Öncelikle Galatasaray Spor Kulubü adına davayı takip eden vekiller arasında kulübün resmi avukatlarının ve hukuk işlerinden sorumlu yönetim kurulu üyelerinin cübbelerini giyerek en önde savaşması gerektiğini düşünüyorum. Sadece geçmiş dönemde görev yapan yöneticilerden Rezan Epözdemir ve Vahap Tanrıverdi adına bir avukata kulübün yetki vererek işin içinde olmasını yeterli görmüyorum.

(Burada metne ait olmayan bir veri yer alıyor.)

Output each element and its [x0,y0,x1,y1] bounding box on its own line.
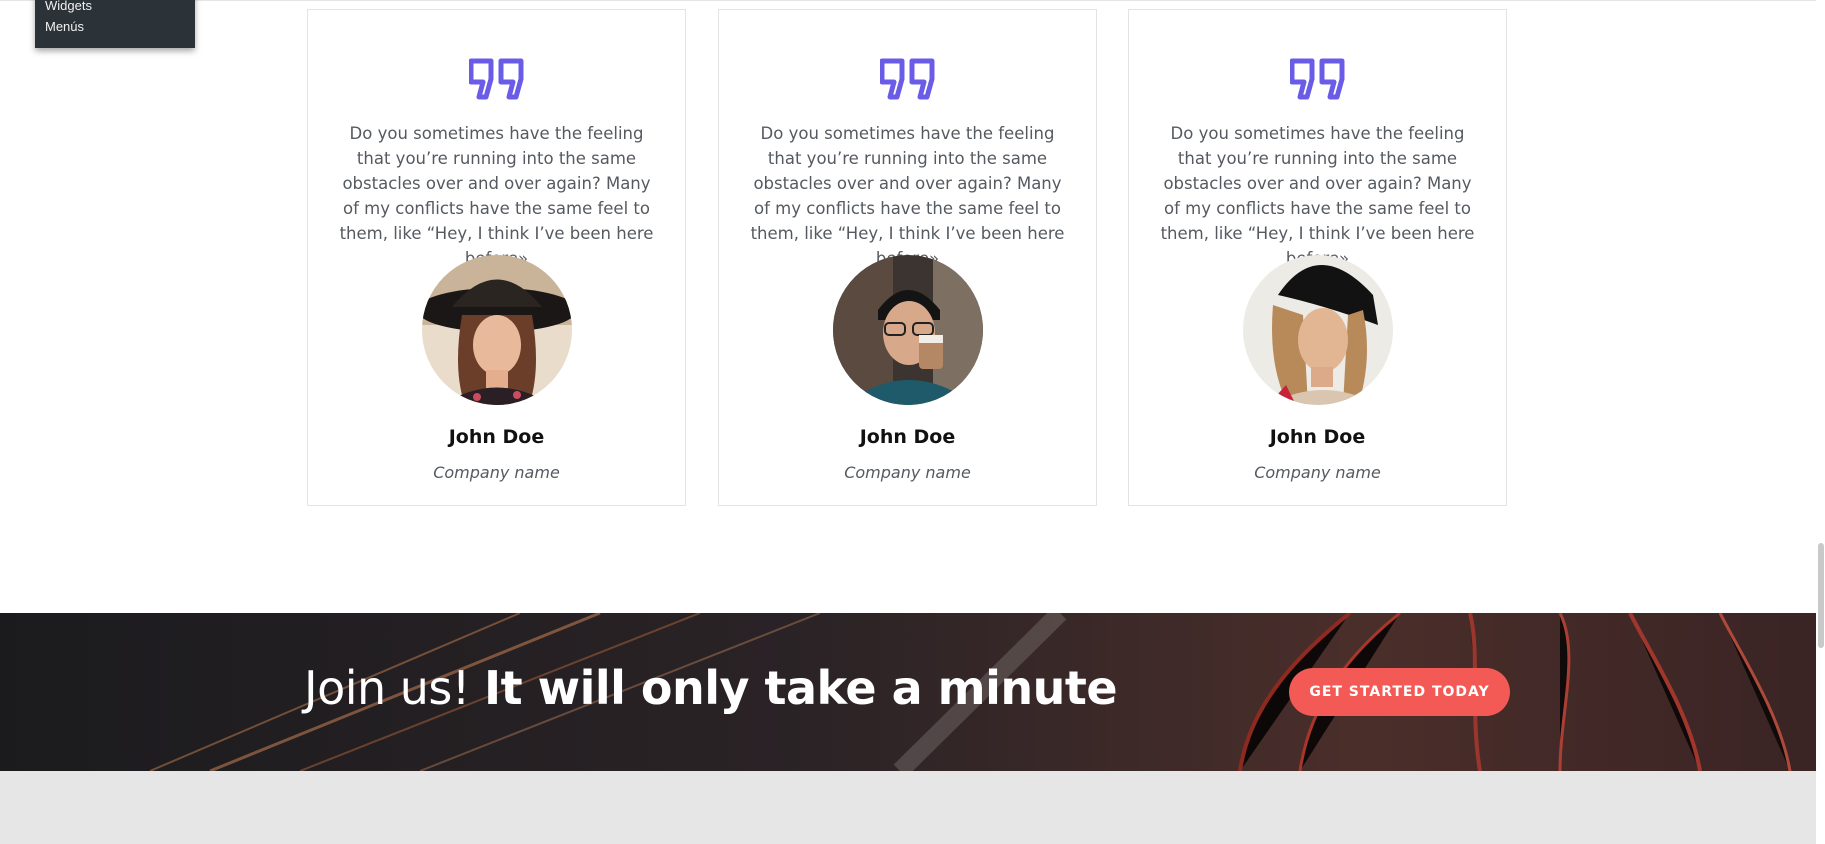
testimonial-quote: Do you sometimes have the feeling that y… [339,124,654,268]
cta-headline-light: Join us! [304,661,484,715]
avatar [421,255,572,405]
quote-icon [1289,58,1344,100]
testimonial-card: Do you sometimes have the feeling that y… [1128,9,1507,506]
avatar [832,255,983,405]
page-scrollbar[interactable] [1816,0,1825,844]
get-started-button[interactable]: GET STARTED TODAY [1289,668,1510,716]
scrollbar-thumb[interactable] [1818,543,1824,648]
admin-menu-item-widgets[interactable]: Widgets [45,0,92,13]
testimonial-card: Do you sometimes have the feeling that y… [307,9,686,506]
cta-banner: Join us! It will only take a minute GET … [0,613,1816,771]
admin-dropdown-menu: Widgets Menús [35,0,195,48]
testimonial-name: John Doe [448,426,545,448]
avatar [1242,255,1393,405]
testimonial-card: Do you sometimes have the feeling that y… [718,9,1097,506]
cta-headline: Join us! It will only take a minute [304,661,1118,715]
top-divider [0,0,1825,1]
testimonial-name: John Doe [859,426,956,448]
testimonial-company: Company name [433,463,560,482]
testimonial-company: Company name [1254,463,1381,482]
testimonial-name: John Doe [1269,426,1366,448]
footer-section [0,771,1816,844]
testimonial-company: Company name [844,463,971,482]
cta-headline-bold: It will only take a minute [483,661,1118,715]
admin-menu-item-menus[interactable]: Menús [45,19,84,34]
quote-icon [468,58,523,100]
quote-icon [879,58,934,100]
testimonial-quote: Do you sometimes have the feeling that y… [1160,124,1475,268]
testimonial-quote: Do you sometimes have the feeling that y… [750,124,1065,268]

Ayrıca camianın içindeki birçok hukukçu da hırsızlık iddialarıyla açılan davaya müdahil olmayarak hayal kırıklığı yaşattı.
Üç eski kulüp çalışanı, halen daha çalışmaya devam eden bir personel dışında bir berber ve bir koleksiyonerin içinde bulunduğu iddianame ile dava görüşülmeye başlandı. Daha önce kulübün başvurusunda iddia edilen ürünlerin arabalara yüklendiği kamera kayıtları, 200’ün üzerinde depodan çıkarıldığı söylenen sıfır ürünler, yıllık 1 milyon Euro’yu bulan rantın detayları mahkemede sorgulanmadı.
Sıfır ürünlerin çalındığı iddiasını güçlendiren ne tanık, ne de sanığı salonda gördük. Depolardan sorumlu personel ve onlardan sorumlu müdürler de tanık olarak bile mahkemede yoktu.
Bu durumda dava 10 parça eski forma ve kullanılmış personel kıyafeti için mi açılmış oldu? Bunun neresinde 1 milyon Euro zarar? Ve iddianamede kamera kaydı, depo organizasyonları hakkındaki iddiaların yer almamasına neden kulübü temsilen gelen avukat itiraz etmedi?
Bu dava resmen sahipsiz kalmış. Bu dava garip kalmış! Görünen o ki; kulübün avukatlarına cübbelerine giydirerek aktif şekilde sürece dahil etmeyen Dursun Özbek yönetimi konunun üzerine çok gitmeyecek. O zaman, “Galatasaray’ın içi boşaltılmış” diyen Burak Elmas yönetimi, başladığı işi bitirsin ve bizzat konuya tanık sıfatıyla dahil olarak Galatasaray armasının namusuna sahip çıksın!